21 Ceux qui présidaient à ce repas rituel interdit par la loi le prirent à part, car cet homme était pour eux une vieille connaissance; ils l'engagèrent à faire apporter des viandes dont il était permis de faire usage, et qu'il aurait lui-même préparées; il n'avait qu'à feindre de manger des chairs de la victime, comme le roi l'avait ordonné,
22 afin qu'en agissant de la sorte, il fût préservé de la mort et profitât de cette humanité due à la vieille amitié qui les liait.

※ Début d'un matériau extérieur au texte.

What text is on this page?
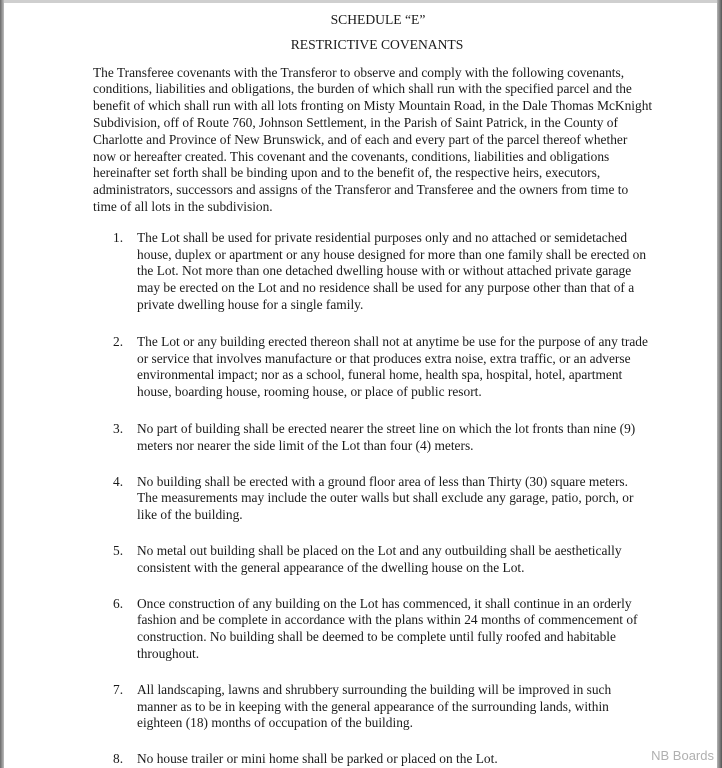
SCHEDULE “E”

RESTRICTIVE COVENANTS

The Transferee covenants with the Transferor to observe and comply with the following covenants, conditions, liabilities and obligations, the burden of which shall run with the specified parcel and the benefit of which shall run with all lots fronting on Misty Mountain Road, in the Dale Thomas McKnight Subdivision, off of Route 760, Johnson Settlement, in the Parish of Saint Patrick, in the County of Charlotte and Province of New Brunswick, and of each and every part of the parcel thereof whether now or hereafter created. This covenant and the covenants, conditions, liabilities and obligations hereinafter set forth shall be binding upon and to the benefit of, the respective heirs, executors, administrators, successors and assigns of the Transferor and Transferee and the owners from time to time of all lots in the subdivision.

1. The Lot shall be used for private residential purposes only and no attached or semidetached house, duplex or apartment or any house designed for more than one family shall be erected on the Lot. Not more than one detached dwelling house with or without attached private garage may be erected on the Lot and no residence shall be used for any purpose other than that of a private dwelling house for a single family.
2. The Lot or any building erected thereon shall not at anytime be use for the purpose of any trade or service that involves manufacture or that produces extra noise, extra traffic, or an adverse environmental impact; nor as a school, funeral home, health spa, hospital, hotel, apartment house, boarding house, rooming house, or place of public resort.
3. No part of building shall be erected nearer the street line on which the lot fronts than nine (9) meters nor nearer the side limit of the Lot than four (4) meters.
4. No building shall be erected with a ground floor area of less than Thirty (30) square meters. The measurements may include the outer walls but shall exclude any garage, patio, porch, or like of the building.
5. No metal out building shall be placed on the Lot and any outbuilding shall be aesthetically consistent with the general appearance of the dwelling house on the Lot.
6. Once construction of any building on the Lot has commenced, it shall continue in an orderly fashion and be complete in accordance with the plans within 24 months of commencement of construction. No building shall be deemed to be complete until fully roofed and habitable throughout.
7. All landscaping, lawns and shrubbery surrounding the building will be improved in such manner as to be in keeping with the general appearance of the surrounding lands, within eighteen (18) months of occupation of the building.
8. No house trailer or mini home shall be parked or placed on the Lot.	NB Boards
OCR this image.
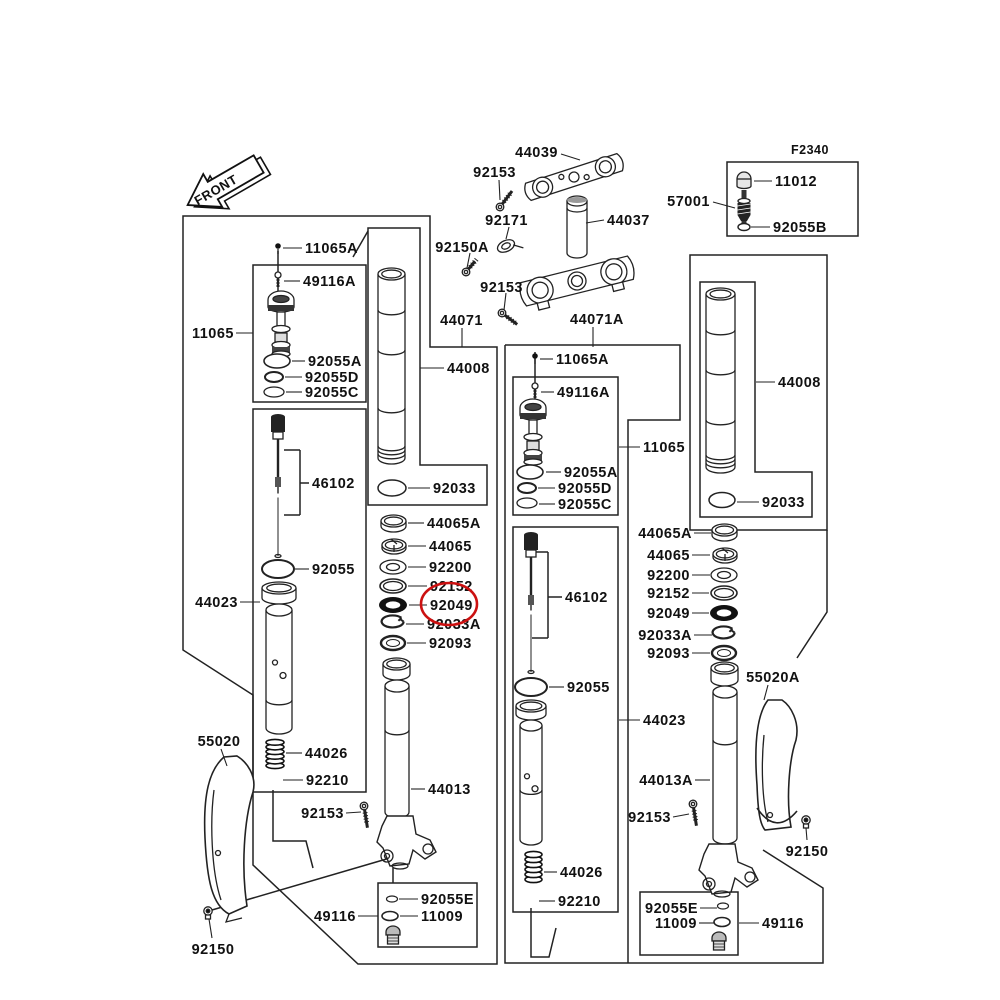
F2340
44039
92153
92171	44037
92150A
92153
44071	44071A
57001
11012
92055B
11065A
49116A
11065
92055A
92055D
92055C
46102
92055
44023
44026
92210
55020
92150
44008
92033
44065A
44065
92200
92152
92049
92033A
92093
44013
92153
92055E
11009
49116
11065A
49116A
11065
92055A
92055D
92055C
46102
92055
44023
44026
92210
44008
92033
44065A
44065
92200
92152
92049
92033A
92093
55020A
44013A
92153
92150
92055E
11009	49116
FRONT
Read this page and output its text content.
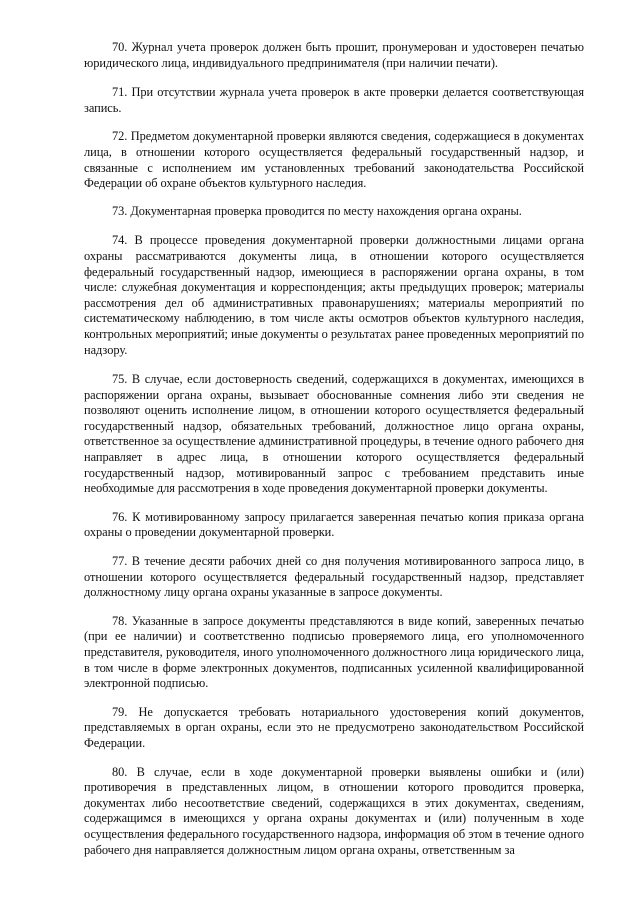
70. Журнал учета проверок должен быть прошит, пронумерован и удостоверен печатью юридического лица, индивидуального предпринимателя (при наличии печати).

71. При отсутствии журнала учета проверок в акте проверки делается соответствующая запись.

72. Предметом документарной проверки являются сведения, содержащиеся в документах лица, в отношении которого осуществляется федеральный государственный надзор, и связанные с исполнением им установленных требований законодательства Российской Федерации об охране объектов культурного наследия.

73. Документарная проверка проводится по месту нахождения органа охраны.

74. В процессе проведения документарной проверки должностными лицами органа охраны рассматриваются документы лица, в отношении которого осуществляется федеральный государственный надзор, имеющиеся в распоряжении органа охраны, в том числе: служебная документация и корреспонденция; акты предыдущих проверок; материалы рассмотрения дел об административных правонарушениях; материалы мероприятий по систематическому наблюдению, в том числе акты осмотров объектов культурного наследия, контрольных мероприятий; иные документы о результатах ранее проведенных мероприятий по надзору.

75. В случае, если достоверность сведений, содержащихся в документах, имеющихся в распоряжении органа охраны, вызывает обоснованные сомнения либо эти сведения не позволяют оценить исполнение лицом, в отношении которого осуществляется федеральный государственный надзор, обязательных требований, должностное лицо органа охраны, ответственное за осуществление административной процедуры, в течение одного рабочего дня направляет в адрес лица, в отношении которого осуществляется федеральный государственный надзор, мотивированный запрос с требованием представить иные необходимые для рассмотрения в ходе проведения документарной проверки документы.

76. К мотивированному запросу прилагается заверенная печатью копия приказа органа охраны о проведении документарной проверки.

77. В течение десяти рабочих дней со дня получения мотивированного запроса лицо, в отношении которого осуществляется федеральный государственный надзор, представляет должностному лицу органа охраны указанные в запросе документы.

78. Указанные в запросе документы представляются в виде копий, заверенных печатью (при ее наличии) и соответственно подписью проверяемого лица, его уполномоченного представителя, руководителя, иного уполномоченного должностного лица юридического лица, в том числе в форме электронных документов, подписанных усиленной квалифицированной электронной подписью.

79. Не допускается требовать нотариального удостоверения копий документов, представляемых в орган охраны, если это не предусмотрено законодательством Российской Федерации.

80. В случае, если в ходе документарной проверки выявлены ошибки и (или) противоречия в представленных лицом, в отношении которого проводится проверка, документах либо несоответствие сведений, содержащихся в этих документах, сведениям, содержащимся в имеющихся у органа охраны документах и (или) полученным в ходе осуществления федерального государственного надзора, информация об этом в течение одного рабочего дня направляется должностным лицом органа охраны, ответственным за
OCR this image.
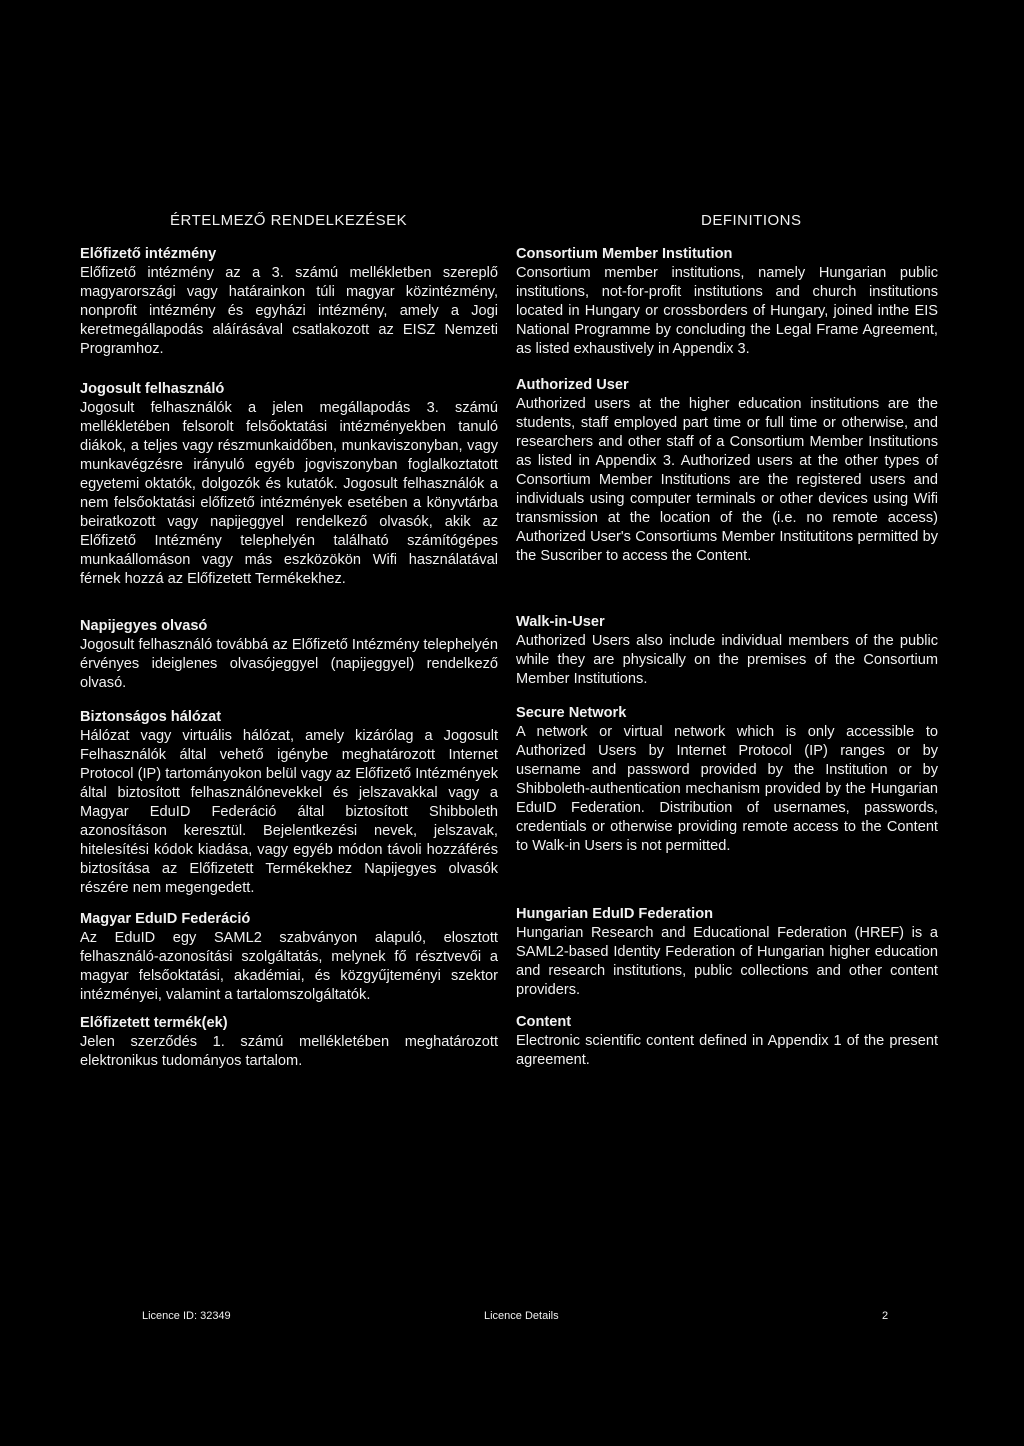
ÉRTELMEZŐ RENDELKEZÉSEK
Előfizető intézmény

Előfizető intézmény az a 3. számú mellékletben szereplő magyarországi vagy határainkon túli magyar közintézmény, nonprofit intézmény és egyházi intézmény, amely a Jogi keretmegállapodás aláírásával csatlakozott az EISZ Nemzeti Programhoz.

Jogosult felhasználó

Jogosult felhasználók a jelen megállapodás 3. számú mellékletében felsorolt felsőoktatási intézményekben tanuló diákok, a teljes vagy részmunkaidőben, munkaviszonyban, vagy munkavégzésre irányuló egyéb jogviszonyban foglalkoztatott egyetemi oktatók, dolgozók és kutatók. Jogosult felhasználók a nem felsőoktatási előfizető intézmények esetében a könyvtárba beiratkozott vagy napijeggyel rendelkező olvasók, akik az Előfizető Intézmény telephelyén található számítógépes munkaállomáson vagy más eszközökön Wifi használatával férnek hozzá az Előfizetett Termékekhez.

Napijegyes olvasó

Jogosult felhasználó továbbá az Előfizető Intézmény telephelyén érvényes ideiglenes olvasójeggyel (napijeggyel) rendelkező olvasó.

Biztonságos hálózat

Hálózat vagy virtuális hálózat, amely kizárólag a Jogosult Felhasználók által vehető igénybe meghatározott Internet Protocol (IP) tartományokon belül vagy az Előfizető Intézmények által biztosított felhasználónevekkel és jelszavakkal vagy a Magyar EduID Federáció által biztosított Shibboleth azonosításon keresztül. Bejelentkezési nevek, jelszavak, hitelesítési kódok kiadása, vagy egyéb módon távoli hozzáférés biztosítása az Előfizetett Termékekhez Napijegyes olvasók részére nem megengedett.

Magyar EduID Federáció

Az EduID egy SAML2 szabványon alapuló, elosztott felhasználó-azonosítási szolgáltatás, melynek fő résztvevői a magyar felsőoktatási, akadémiai, és közgyűjteményi szektor intézményei, valamint a tartalomszolgáltatók.

Előfizetett termék(ek)

Jelen szerződés 1. számú mellékletében meghatározott elektronikus tudományos tartalom.

DEFINITIONS
Consortium Member Institution

Consortium member institutions, namely Hungarian public institutions, not-for-profit institutions and church institutions located in Hungary or crossborders of Hungary, joined inthe EIS National Programme by concluding the Legal Frame Agreement, as listed exhaustively in Appendix 3.

Authorized User

Authorized users at the higher education institutions are the students, staff employed part time or full time or otherwise, and researchers and other staff of a Consortium Member Institutions as listed in Appendix 3. Authorized users at the other types of Consortium Member Institutions are the registered users and individuals using computer terminals or other devices using Wifi transmission at the location of the (i.e. no remote access) Authorized User's Consortiums Member Institutitons permitted by the Suscriber to access the Content.

Walk-in-User

Authorized Users also include individual members of the public while they are physically on the premises of the Consortium Member Institutions.

Secure Network

A network or virtual network which is only accessible to Authorized Users by Internet Protocol (IP) ranges or by username and password provided by the Institution or by Shibboleth-authentication mechanism provided by the Hungarian EduID Federation. Distribution of usernames, passwords, credentials or otherwise providing remote access to the Content to Walk-in Users is not permitted.

Hungarian EduID Federation

Hungarian Research and Educational Federation (HREF) is a SAML2-based Identity Federation of Hungarian higher education and research institutions, public collections and other content providers.

Content

Electronic scientific content defined in Appendix 1 of the present agreement.

Licence ID: 32349	Licence Details	2
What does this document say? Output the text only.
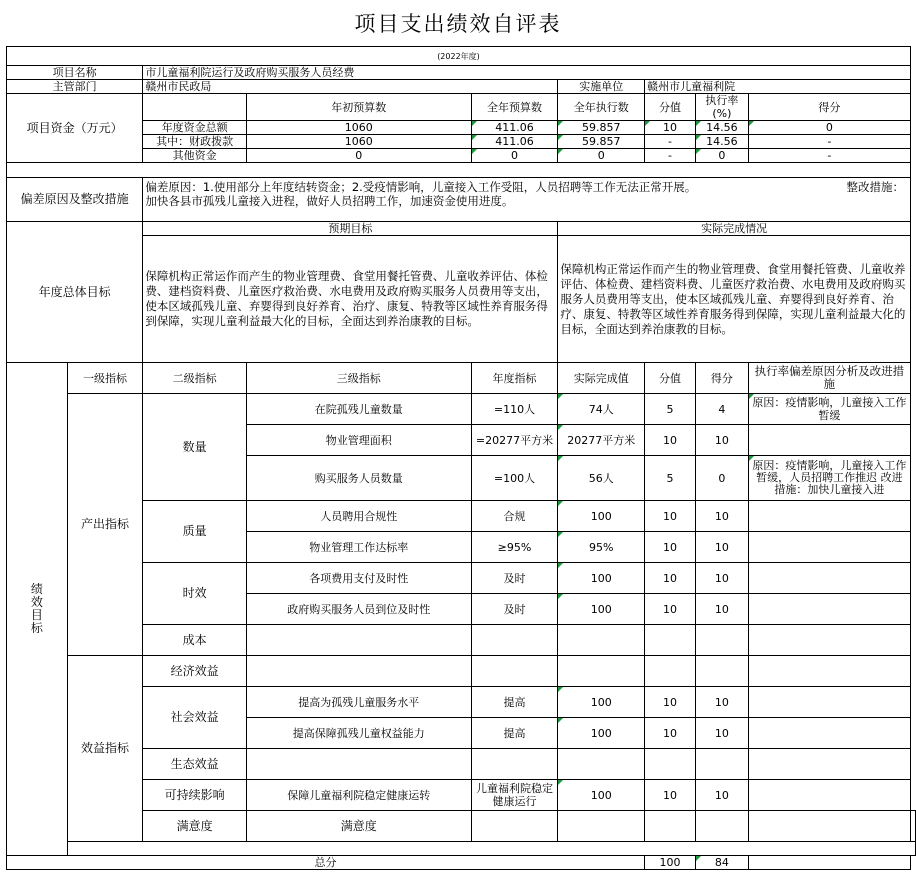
项目支出绩效自评表
(2022年度)									
项目名称		市儿童福利院运行及政府购买服务人员经费							
主管部门		赣州市民政局			实施单位	赣州市儿童福利院			
项目资金（万元）			年初预算数	全年预算数	全年执行数	分值	执行率(%)	得分	
		年度资金总额	1060	411.06	59.857	10	14.56	0	
		其中：财政拨款	1060	411.06	59.857	-	14.56	-	
		其他资金	0	0	0	-	0	-	

偏差原因及整改措施		偏差原因：1.使用部分上年度结转资金；2.受疫情影响，儿童接入工作受阻，人员招聘等工作无法正常开展。 整改措施：
加快各县市孤残儿童接入进程，做好人员招聘工作，加速资金使用进度。							

年度总体目标		预期目标			实际完成情况				
		保障机构正常运作而产生的物业管理费、食堂用餐托管费、儿童收养评估、体检费、建档资料费、儿童医疗救治费、水电费用及政府购买服务人员费用等支出，使本区域孤残儿童、弃婴得到良好养育、治疗、康复、特教等区域性养育服务得到保障，实现儿童利益最大化的目标，全面达到养治康教的目标。			保障机构正常运作而产生的物业管理费、食堂用餐托管费、儿童收养评估、体检费、建档资料费、儿童医疗救治费、水电费用及政府购买服务人员费用等支出，使本区域孤残儿童、弃婴得到良好养育、治疗、康复、特教等区域性养育服务得到保障，实现儿童利益最大化的目标，全面达到养治康教的目标。				

绩
效
目
标	一级指标	二级指标	三级指标	年度指标	实际完成值	分值	得分	执行率偏差原因分析及改进措施	
	产出指标	数量	在院孤残儿童数量	=110人	74人	5	4	原因：疫情影响，儿童接入工作暂缓	
			物业管理面积	=20277平方米	20277平方米	10	10		
			购买服务人员数量	=100人	56人	5	0	原因：疫情影响，儿童接入工作暂缓，人员招聘工作推迟 改进措施：加快儿童接入进	
		质量	人员聘用合规性	合规	100	10	10		
			物业管理工作达标率	≥95%	95%	10	10		
		时效	各项费用支付及时性	及时	100	10	10		
			政府购买服务人员到位及时性	及时	100	10	10		
		成本							
	效益指标	经济效益							
		社会效益	提高为孤残儿童服务水平	提高	100	10	10		
			提高保障孤残儿童权益能力	提高	100	10	10		
		生态效益							
		可持续影响	保障儿童福利院稳定健康运转	儿童福利院稳定健康运行	100	10	10		
		满意度	满意度						

总分						100	84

23 Mais lui, prenant une noble résolution, digne de son âge, de l'autorité de sa vieillesse et de ses vénérables cheveux blanchis dans le labeur, digne d'une conduite parfaite depuis l'enfance et surtout de la sainte législation établie par Dieu même, il fit une réponse en conséquence, disant qu'on l'envoyât sans tarder au séjour des morts.
24 "A notre âge, ajouta-t-il, il ne convient pas de feindre, de peur que nombre de jeunes, persuadés qu'Eléazar aurait embrassé à 90 ans les mœurs des étrangers,
25 ne s'égarent eux aussi, à cause de moi et de ma dissimulation, et cela pour un tout petit reste de vie. J'attirerais ainsi sur ma vieillesse souillure et déshonneur,
26 et quand j'échapperais pour le présent au châtiment des hommes, je n'éviterai pas, vivant ou mort, les mains du Tout-Puissant.
27 C'est pourquoi, si je quitte maintenant la vie avec courage, je me montrerai digne de ma vieillesse,
28 ayant laissé aux jeunes le noble exemple d'une belle mort, volontaire et généreuse, pour les vénérables et saintes lois." Ayant ainsi parlé, il alla tout droit au supplice de la roue,
29 mais ceux qui l'y conduisaient changèrent en malveillance la bienveillance qu'ils avaient eue pour lui un peu auparavant, à cause du discours qu'il venait de tenir et qui à leur point de vue était de la folie.
30 Lui, de son côté, étant sur le point de mourir sous les coups, dit en soupirant : "Au Seigneur qui a la science sainte, il est manifeste que, pouvant échapper à la mort, j'endure sous les fouets des douleurs cruelles dans mon corps, mais qu'en mon âme je les souffre avec joie à cause de la crainte qu'il m'inspire."
31 Il quitta donc la vie de cette manière laissant dans sa mort, non seulement à la jeunesse, mais à la grande majorité de la nation, un exemple de courage et un mémorial de vertu.
DU 2ème LIVRE DES MARTYRS D'ISRAËL
Commentaire
1. Situation
Le 2nd Livre des Maccabées est l'oeuvre d.un auteur inconnu, qui a abrégé une oeuvre antérieure en 5 volumes qui avait été écrite par un certain Jason de Cyrène (voir 2 Maccabées, 2, 23).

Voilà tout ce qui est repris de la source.